ALFRED E. NEUMAN, that avatar of cheerful unconcern, isn't running for president this year, but he might as well be. The United States is speeding toward a fiscal cataclysm, and the leading presidential candidates treat the subject with a nonchalance worthy of Mad Magazine: What, me worry?
Last week, the Bush administration increased its estimated budget deficit for the coming fiscal year to $482 billion, an all-time high in current dollars. The deficit could climb even higher, White House Budget Director Jim Nussle acknowledged, since the new projection doesn't include the full cost of military operations in Iraq and Afghanistan or the potential drop in tax collections if the economy continues to worsen. Meanwhile, the current fiscal year is projected to close with a $389 billion deficit -- less than the $410 billion originally forecast, but substantially higher than last year's final deficit of just under $163 billion.
Unsurprisingly, the political class reacted to the news politically, mostly by upbraiding the Bush administration. The chairman of the House Budget Committee, South Carolina Democrat John Spratt, declared that because of George W. Bush, "the largest surpluses in history have been converted into the largest deficits in history." Spratt's Senate counterpart, Democrat Kent Conrad of North Dakota, predicted that "Bush will be remembered as the most fiscally irresponsible president in our nation's history." Neither mentioned that presidents can only spend money that Congress has appropriated, or noted that their party has had control of Congress for the past 19 months.
The two members of Congress running for president likewise jumped on the bash-Bush bandwagon.
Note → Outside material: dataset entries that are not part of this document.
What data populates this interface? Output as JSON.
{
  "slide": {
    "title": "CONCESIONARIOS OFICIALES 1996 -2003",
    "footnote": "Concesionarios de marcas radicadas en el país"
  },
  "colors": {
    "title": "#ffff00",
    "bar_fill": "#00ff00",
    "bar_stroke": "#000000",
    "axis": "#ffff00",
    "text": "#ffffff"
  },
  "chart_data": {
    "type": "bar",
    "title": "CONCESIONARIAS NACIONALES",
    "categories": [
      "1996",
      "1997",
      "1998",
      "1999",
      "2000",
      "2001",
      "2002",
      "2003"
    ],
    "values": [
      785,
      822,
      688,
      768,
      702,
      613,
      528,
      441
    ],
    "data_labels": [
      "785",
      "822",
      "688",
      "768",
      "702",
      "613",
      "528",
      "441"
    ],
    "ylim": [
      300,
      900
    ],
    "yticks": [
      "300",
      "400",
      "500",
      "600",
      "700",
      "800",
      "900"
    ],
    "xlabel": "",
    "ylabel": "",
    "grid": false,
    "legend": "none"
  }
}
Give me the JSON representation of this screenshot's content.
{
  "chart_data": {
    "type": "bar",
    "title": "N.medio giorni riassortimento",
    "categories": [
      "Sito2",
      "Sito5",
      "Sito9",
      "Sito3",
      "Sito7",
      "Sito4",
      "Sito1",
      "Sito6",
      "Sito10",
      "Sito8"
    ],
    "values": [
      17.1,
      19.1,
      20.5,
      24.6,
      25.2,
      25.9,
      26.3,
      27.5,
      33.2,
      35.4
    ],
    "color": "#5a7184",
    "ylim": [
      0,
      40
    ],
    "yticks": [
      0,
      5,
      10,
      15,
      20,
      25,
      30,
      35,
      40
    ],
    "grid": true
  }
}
The new deficit numbers, said John McCain, are a "striking reminder of the need to reverse the profligate spending that has characterized this administration's fiscal policy." Barack Obama slammed the "reckless" policies that have "busted our budget, wreaked havoc in our economy, and mortgaged our children's future on a mountain of debt."
Bush's failure to curb spending certainly deserves condemnation; as I have repeatedly noted in this space. But what is needed now are presidential candidates prepared to speak seriously about the fiscal crisis that looms ahead. What McCain and Obama -- and we -- should be urgently focused on is not the budget deficit in any given year, but the crushing national debt that all those deficits cumulatively add up to: currently $9.6 trillion, and climbing rapidly. Just paying the interest on that debt will cost the government nearly $250 billion this year, making debt service the fourth-largest item in the federal budget. And since Washington not only has no plan to pay down its debt, but routinely increases it, those interest payments will keep mounting.
Yet the surging cost of interest is nothing compared with the tidal wave of entitlement spending about to crash over us.
This is the year that the first of nearly 80 million baby boomers become eligible for Social Security payments; within three years, they will begin drawing Medicare benefits as well. Those two programs alone already account for one-third of the federal budget -- 42 percent if you add Medicaid, which is also focused largely on the elderly. But in the years ahead, their costs will explode. If nothing changes, the Concord Coalition warns, Social Security, Medicare, Medicaid, and interest on the national debt will consume every penny of federal revenues in less than 20 years.
Clearly, things will change. They have to. Either taxes will be hiked to unprecedented levels, or spending - especially on entitlement programs - must be forcefully reined in. There is no other alternative short of continuing to run up the national debt, thereby loading our children with an unconscionable financial burden, and imperiling the entire economy in the process.
But where is the presidential candidate who will talk honestly about this? McCain insists he will balance the budget and "provide the courageous leadership necessary to control spending." Yet his economic plan is devoid of details, offering little more than windy promises to "stop earmarks, pork-barrel spending, and waste" and freeze nondefense discretionary spending for a year while spending programs are reviewed.
Obama won't even go that far. His campaign touts a "Plan for Restoring Fiscal Discipline" that is as vague as McCain's, but he rules out balancing the budget -- "because," he told reporters last month, "I think it is important for us to make some critical investments right now in America's families." The National Taxpayers Union Foundation, tallying the promises made by the presidential candidates, calculates that Obama 's "investments" would cost taxpayers another $344 billion a year. McCain's add up to an extra $68.5 billion.
We are awash in a sea of red ink, and the tide is coming in. Alfred E. Neuman isn't worried. Are Obama and McCain?